24.3892 · Motion · 2024-09-17
Département de justice et police
Planifié au Conseil national
Wortlaut
Pour protéger la population suisse, le Conseil fédéral est chargé d’ordonner immédiatement un « arrêt des admissions » des requérants d’asile en provenance de Syrie et d’Afghanistan.
Begründung
Après l’attentat brutal de Solingen (Allemagne), où plusieurs personnes ont perdu la vie, le gouvernement suisse doit absolument agir pour garantir la sécurité de la population. À Solingen (Allemagne), un réfugié syrien a récemment assassiné trois personnes au hasard et en a blessé huit autres, dont certaines de manière très grave. Il y a trois mois, c’est un Afghan qui a poignardé un jeune policier à Mannheim.
Selon les statistiques de la police, il y a au moins une attaque au couteau par jour en Allemagne. Cette évolution est effrayante et montre la menace que représentent les personnes radicalisées relevant de l’asile. Comme l’immigration se poursuit de manière effrénée en Suisse, ce n’est qu’une question de temps avant que de tels actes s’y produisent aussi. Nous attendons du Conseil fédéral que les requérants d’asile syriens et afghans soient systématiquement renvoyés dans les pays d’où ils viennent.
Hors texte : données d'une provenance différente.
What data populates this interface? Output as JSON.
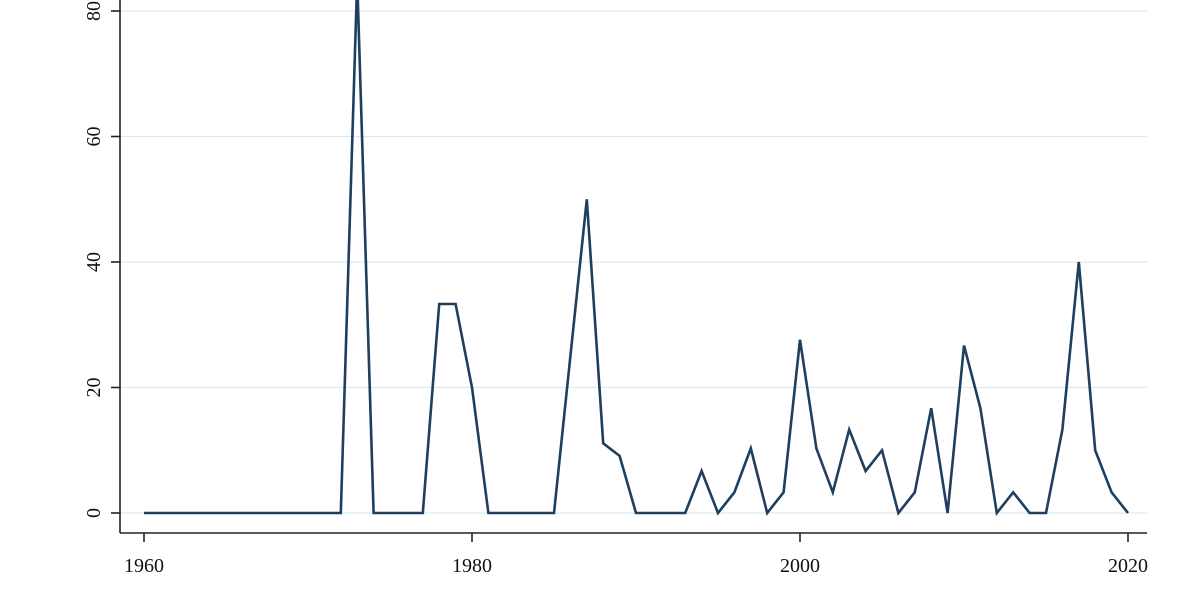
{
  "chart_data": {
    "type": "line",
    "title": "",
    "xlabel": "",
    "ylabel": "",
    "xlim": [
      1960,
      2020
    ],
    "ylim": [
      0,
      80
    ],
    "xticks": [
      1960,
      1980,
      2000,
      2020
    ],
    "yticks": [
      0,
      20,
      40,
      60,
      80
    ],
    "grid": "horizontal",
    "colors": {
      "line": "#1f3f5f",
      "grid": "#dde9ee",
      "axis": "#222222"
    },
    "series": [
      {
        "x": [
          1960,
          1961,
          1962,
          1963,
          1964,
          1965,
          1966,
          1967,
          1968,
          1969,
          1970,
          1971,
          1972,
          1973,
          1974,
          1975,
          1976,
          1977,
          1978,
          1979,
          1980,
          1981,
          1982,
          1983,
          1984,
          1985,
          1986,
          1987,
          1988,
          1989,
          1990,
          1991,
          1992,
          1993,
          1994,
          1995,
          1996,
          1997,
          1998,
          1999,
          2000,
          2001,
          2002,
          2003,
          2004,
          2005,
          2006,
          2007,
          2008,
          2009,
          2010,
          2011,
          2012,
          2013,
          2014,
          2015,
          2016,
          2017,
          2018,
          2019,
          2020
        ],
        "values": [
          0,
          0,
          0,
          0,
          0,
          0,
          0,
          0,
          0,
          0,
          0,
          0,
          0,
          85,
          0,
          0,
          0,
          0,
          33.3,
          33.3,
          20,
          0,
          0,
          0,
          0,
          0,
          25,
          50,
          11.1,
          9.1,
          0,
          0,
          0,
          0,
          6.7,
          0,
          3.3,
          10.3,
          0,
          3.3,
          27.6,
          10.3,
          3.3,
          13.3,
          6.7,
          10,
          0,
          3.3,
          16.7,
          0,
          26.7,
          16.7,
          0,
          3.3,
          0,
          0,
          13.3,
          40,
          10,
          3.3,
          0
        ]
      }
    ]
  }
}
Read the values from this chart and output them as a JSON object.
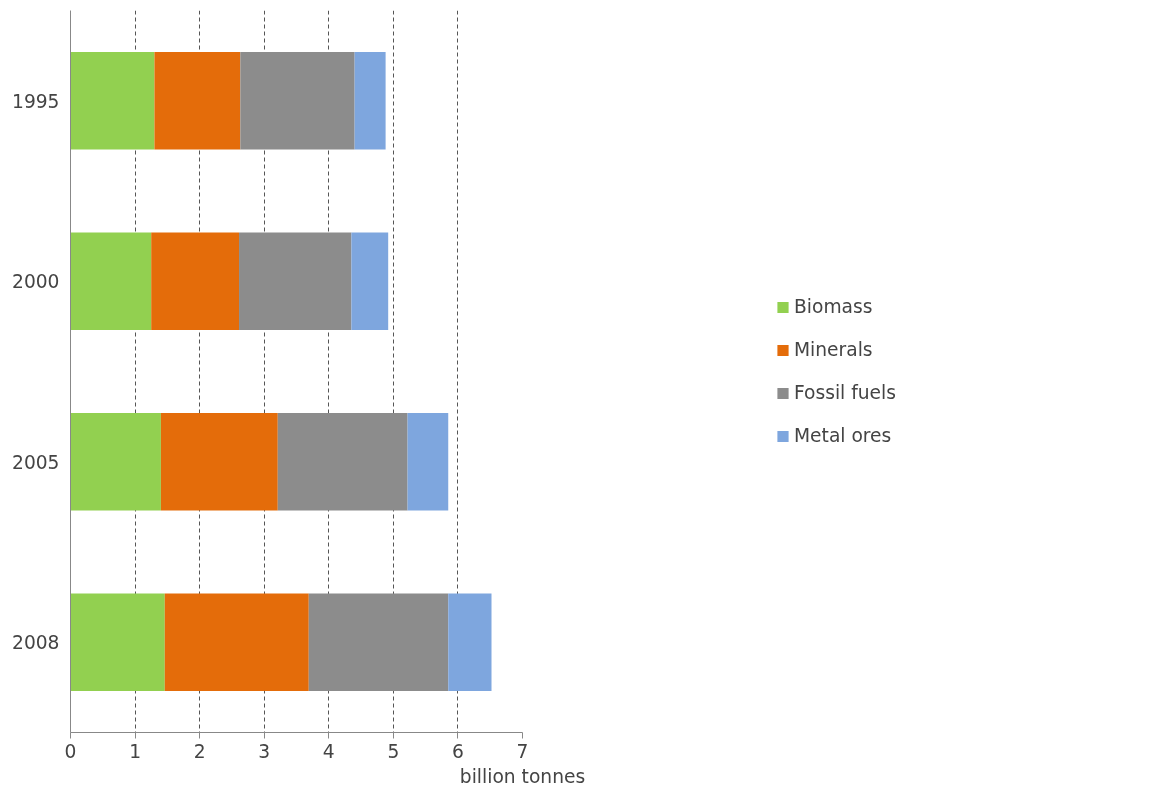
{
  "chart_data": {
    "type": "bar",
    "orientation": "horizontal",
    "stacked": true,
    "categories": [
      "1995",
      "2000",
      "2005",
      "2008"
    ],
    "series": [
      {
        "name": "Biomass",
        "color": "#92d050",
        "values": [
          1.3,
          1.25,
          1.4,
          1.46
        ]
      },
      {
        "name": "Minerals",
        "color": "#e46c0a",
        "values": [
          1.33,
          1.36,
          1.81,
          2.23
        ]
      },
      {
        "name": "Fossil fuels",
        "color": "#8c8c8c",
        "values": [
          1.77,
          1.74,
          2.01,
          2.16
        ]
      },
      {
        "name": "Metal ores",
        "color": "#7ea6de",
        "values": [
          0.48,
          0.57,
          0.63,
          0.67
        ]
      }
    ],
    "xlim": [
      0,
      7
    ],
    "xticks": [
      0,
      1,
      2,
      3,
      4,
      5,
      6,
      7
    ],
    "xlabel": "billion tonnes",
    "grid": "x",
    "legend": "right"
  }
}
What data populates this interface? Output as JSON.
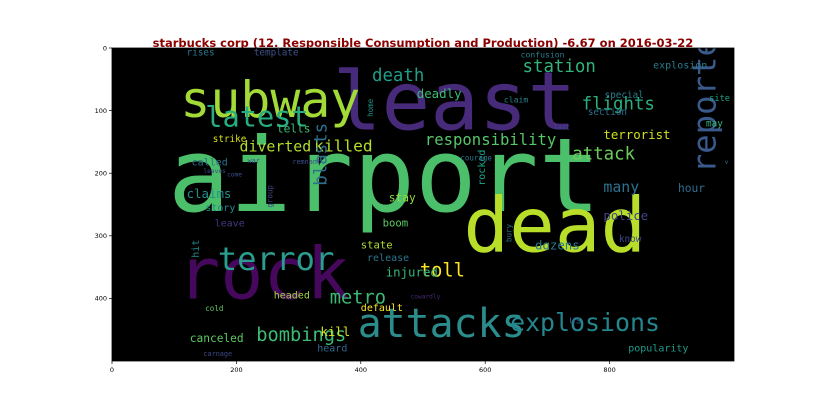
{
  "chart_data": {
    "type": "wordcloud",
    "title": "starbucks corp (12. Responsible Consumption and Production) -6.67 on 2016-03-22",
    "title_color": "#8b0000",
    "background": "#000000",
    "xlim": [
      0,
      1000
    ],
    "ylim": [
      500,
      0
    ],
    "x_ticks": [
      0,
      200,
      400,
      600,
      800
    ],
    "y_ticks": [
      0,
      100,
      200,
      300,
      400
    ],
    "words": [
      {
        "text": "airport",
        "x": 90,
        "y": 260,
        "size": 165,
        "color": "#4cbf6b"
      },
      {
        "text": "least",
        "x": 355,
        "y": 130,
        "size": 130,
        "color": "#472a7a"
      },
      {
        "text": "dead",
        "x": 565,
        "y": 325,
        "size": 122,
        "color": "#b8de29"
      },
      {
        "text": "rock",
        "x": 105,
        "y": 400,
        "size": 115,
        "color": "#46085c"
      },
      {
        "text": "subway",
        "x": 110,
        "y": 110,
        "size": 80,
        "color": "#a2da37"
      },
      {
        "text": "attacks",
        "x": 395,
        "y": 462,
        "size": 64,
        "color": "#2b8c8c"
      },
      {
        "text": "reported",
        "x": 970,
        "y": 200,
        "size": 52,
        "color": "#3b5a8c",
        "rotate": -90
      },
      {
        "text": "terror",
        "x": 170,
        "y": 355,
        "size": 52,
        "color": "#2a9d8f"
      },
      {
        "text": "latest",
        "x": 150,
        "y": 125,
        "size": 46,
        "color": "#27ad81"
      },
      {
        "text": "explosions",
        "x": 640,
        "y": 452,
        "size": 40,
        "color": "#24868e"
      },
      {
        "text": "death",
        "x": 418,
        "y": 53,
        "size": 28,
        "color": "#1f9e89"
      },
      {
        "text": "station",
        "x": 660,
        "y": 38,
        "size": 28,
        "color": "#2fb47c"
      },
      {
        "text": "flights",
        "x": 755,
        "y": 98,
        "size": 28,
        "color": "#2ab07f"
      },
      {
        "text": "attack",
        "x": 740,
        "y": 178,
        "size": 28,
        "color": "#6ccd5a"
      },
      {
        "text": "responsibility",
        "x": 503,
        "y": 155,
        "size": 25,
        "color": "#56c667"
      },
      {
        "text": "killed",
        "x": 325,
        "y": 165,
        "size": 26,
        "color": "#b5de2b"
      },
      {
        "text": "diverted",
        "x": 205,
        "y": 165,
        "size": 24,
        "color": "#b2dd2d"
      },
      {
        "text": "metro",
        "x": 350,
        "y": 408,
        "size": 30,
        "color": "#3bbb75"
      },
      {
        "text": "bombings",
        "x": 232,
        "y": 468,
        "size": 30,
        "color": "#3dbc74"
      },
      {
        "text": "toll",
        "x": 495,
        "y": 365,
        "size": 30,
        "color": "#fde725"
      },
      {
        "text": "terrorist",
        "x": 790,
        "y": 145,
        "size": 20,
        "color": "#d0e11c"
      },
      {
        "text": "blasts",
        "x": 345,
        "y": 220,
        "size": 28,
        "color": "#2d708e",
        "rotate": -90
      },
      {
        "text": "deadly",
        "x": 490,
        "y": 80,
        "size": 20,
        "color": "#3bbb75"
      },
      {
        "text": "special",
        "x": 792,
        "y": 80,
        "size": 15,
        "color": "#27808e"
      },
      {
        "text": "explosion",
        "x": 870,
        "y": 33,
        "size": 16,
        "color": "#287c8e"
      },
      {
        "text": "confusion",
        "x": 657,
        "y": 15,
        "size": 13,
        "color": "#277f8e"
      },
      {
        "text": "claim",
        "x": 630,
        "y": 87,
        "size": 13,
        "color": "#26828e"
      },
      {
        "text": "section",
        "x": 765,
        "y": 107,
        "size": 15,
        "color": "#2e6e8e"
      },
      {
        "text": "site",
        "x": 960,
        "y": 85,
        "size": 14,
        "color": "#1fa187"
      },
      {
        "text": "may",
        "x": 955,
        "y": 125,
        "size": 15,
        "color": "#31b57b"
      },
      {
        "text": "last",
        "x": 710,
        "y": 130,
        "size": 11,
        "color": "#3f4788"
      },
      {
        "text": "v",
        "x": 985,
        "y": 185,
        "size": 10,
        "color": "#2c728e"
      },
      {
        "text": "many",
        "x": 790,
        "y": 230,
        "size": 24,
        "color": "#2c728e"
      },
      {
        "text": "hour",
        "x": 910,
        "y": 230,
        "size": 18,
        "color": "#2e6e8e"
      },
      {
        "text": "police",
        "x": 790,
        "y": 275,
        "size": 20,
        "color": "#414487"
      },
      {
        "text": "know",
        "x": 815,
        "y": 310,
        "size": 15,
        "color": "#3e4a89"
      },
      {
        "text": "dozens",
        "x": 680,
        "y": 322,
        "size": 20,
        "color": "#2a788e"
      },
      {
        "text": "us",
        "x": 735,
        "y": 440,
        "size": 17,
        "color": "#355f8d"
      },
      {
        "text": "popularity",
        "x": 830,
        "y": 485,
        "size": 16,
        "color": "#1e9c89"
      },
      {
        "text": "rocked",
        "x": 600,
        "y": 220,
        "size": 16,
        "color": "#20a386",
        "rotate": -90
      },
      {
        "text": "bury",
        "x": 642,
        "y": 310,
        "size": 12,
        "color": "#2c728e",
        "rotate": -90
      },
      {
        "text": "home",
        "x": 420,
        "y": 110,
        "size": 12,
        "color": "#21918c",
        "rotate": -90
      },
      {
        "text": "courage",
        "x": 560,
        "y": 180,
        "size": 12,
        "color": "#2a768e"
      },
      {
        "text": "remnant",
        "x": 290,
        "y": 185,
        "size": 11,
        "color": "#3e4c8a"
      },
      {
        "text": "war",
        "x": 218,
        "y": 184,
        "size": 11,
        "color": "#3b518b"
      },
      {
        "text": "stay",
        "x": 445,
        "y": 245,
        "size": 18,
        "color": "#95d840"
      },
      {
        "text": "boom",
        "x": 435,
        "y": 285,
        "size": 17,
        "color": "#5ec962"
      },
      {
        "text": "state",
        "x": 400,
        "y": 320,
        "size": 17,
        "color": "#addc30"
      },
      {
        "text": "release",
        "x": 410,
        "y": 340,
        "size": 16,
        "color": "#2a768e"
      },
      {
        "text": "injured",
        "x": 440,
        "y": 365,
        "size": 20,
        "color": "#32b67a"
      },
      {
        "text": "kill",
        "x": 335,
        "y": 460,
        "size": 20,
        "color": "#d8e219"
      },
      {
        "text": "heard",
        "x": 330,
        "y": 485,
        "size": 16,
        "color": "#31688e"
      },
      {
        "text": "default",
        "x": 400,
        "y": 420,
        "size": 16,
        "color": "#fde725"
      },
      {
        "text": "cowardly",
        "x": 480,
        "y": 400,
        "size": 10,
        "color": "#482878"
      },
      {
        "text": "group",
        "x": 258,
        "y": 255,
        "size": 12,
        "color": "#3f4788",
        "rotate": -90
      },
      {
        "text": "headed",
        "x": 260,
        "y": 400,
        "size": 16,
        "color": "#9fda3a"
      },
      {
        "text": "canceled",
        "x": 125,
        "y": 470,
        "size": 18,
        "color": "#5ec962"
      },
      {
        "text": "carnage",
        "x": 147,
        "y": 492,
        "size": 11,
        "color": "#3e4989"
      },
      {
        "text": "cold",
        "x": 150,
        "y": 420,
        "size": 12,
        "color": "#5ec962"
      },
      {
        "text": "hit",
        "x": 140,
        "y": 335,
        "size": 16,
        "color": "#238a8d",
        "rotate": -90
      },
      {
        "text": "leave",
        "x": 165,
        "y": 285,
        "size": 16,
        "color": "#453781"
      },
      {
        "text": "story",
        "x": 150,
        "y": 260,
        "size": 16,
        "color": "#238a8d"
      },
      {
        "text": "claims",
        "x": 120,
        "y": 240,
        "size": 20,
        "color": "#21918c"
      },
      {
        "text": "come",
        "x": 185,
        "y": 205,
        "size": 10,
        "color": "#3b518b"
      },
      {
        "text": "leaves",
        "x": 147,
        "y": 200,
        "size": 10,
        "color": "#3e4a89"
      },
      {
        "text": "called",
        "x": 128,
        "y": 188,
        "size": 16,
        "color": "#2d708e"
      },
      {
        "text": "strike",
        "x": 162,
        "y": 150,
        "size": 15,
        "color": "#d8e219"
      },
      {
        "text": "tells",
        "x": 265,
        "y": 135,
        "size": 18,
        "color": "#3dbc74"
      },
      {
        "text": "rises",
        "x": 120,
        "y": 12,
        "size": 15,
        "color": "#2a788e"
      },
      {
        "text": "template",
        "x": 228,
        "y": 12,
        "size": 15,
        "color": "#3b528b"
      }
    ]
  }
}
En Suisse aussi, la situation est tendue : en 2023, 522 558 infractions ont été enregistrées par la police, soit 1432 infractions par jour (statistique policière de la criminalité 2023 de l’Office fédéral de la statistique). Or, 55,7 % des infractions enregistrées sont commises par des étrangers. Parmi les personnes relevant de l’asile, les Afghans et les Syriens figurent en tête de liste. Ces ressortissants présentent donc un risque de radicalisation particulièrement élevé.
Antrag des Bundesrates
Rejet
Stellungnahme des Bundesrates
Le droit de déposer une demande d’asile et le respect du principe de non-refoulement sont des éléments essentiels de la politique suisse en matière d’asile et sont garantis tant par le droit international que par la Constitution et la législation suisses. En vertu de ces deux principes, l’accès à la procédure d’asile suisse doit être garanti pour toutes les personnes et une protection contre les persécutions doit être accordée à celles qui en ont effectivement besoin ; en outre, toute exécution d’une décision de renvoi doit être techniquement possible, licite au regard du droit et raisonnablement exigible.Dans le cadre de ces obligations juridiques, garantir la sécurité intérieure reste prioritaire pour la Confédération et les cantons. Le Secrétariat d’État aux migrations (SEM) travaille ainsi en étroite collaboration avec le Service de renseignement de la Confédération (SRC) et les autorités de poursuite pénale. Quiconque dépose une demande d’asile en Suisse est soumis à un contrôle de sécurité standardisé. De même, chaque demande d’asile est examinée afin de déterminer si des motifs d’exclusion – tels que la commission d’actes pénalement répréhensibles ou la mise en danger de la sécurité du pays – s’opposent à l’octroi de l’asile ou à une décision d’admission provisoire. Les personnes frappées d’une décision d’expulsion entrée en force sont dans tous les cas exclues de l’asile ou d’une décision d’admission provisoire.Depuis le début de la guerre en Syrie et la prise de pouvoir des talibans en Afghanistan, la Suisse a suspendu sine die l’exécution des renvois en direction de ces deux pays. En présence de personnes dont le renvoi revêt un intérêt public prépondérant, les mesures visant à préparer le renvoi se poursuivent. Il s’agit de personnes qui ont commis de lourdes infractions. Jusqu’à présent, aucun rapatriement vers la Syrie n’a pu être effectué pour des raisons opérationnelles et de sécurité. En revanche, la situation générale a changé ces derniers mois en Afghanistan. Au moment du dépôt de la présente motion, le SEM a repris les rapatriements sous contrainte en direction de ce pays. Pour les raisons précitées, il n’est pas possible, en vertu du droit international et de la Constitution fédérale, d’ordonner le gel des admissions de requérants d’asile venant de Syrie ou d’Afghanistan.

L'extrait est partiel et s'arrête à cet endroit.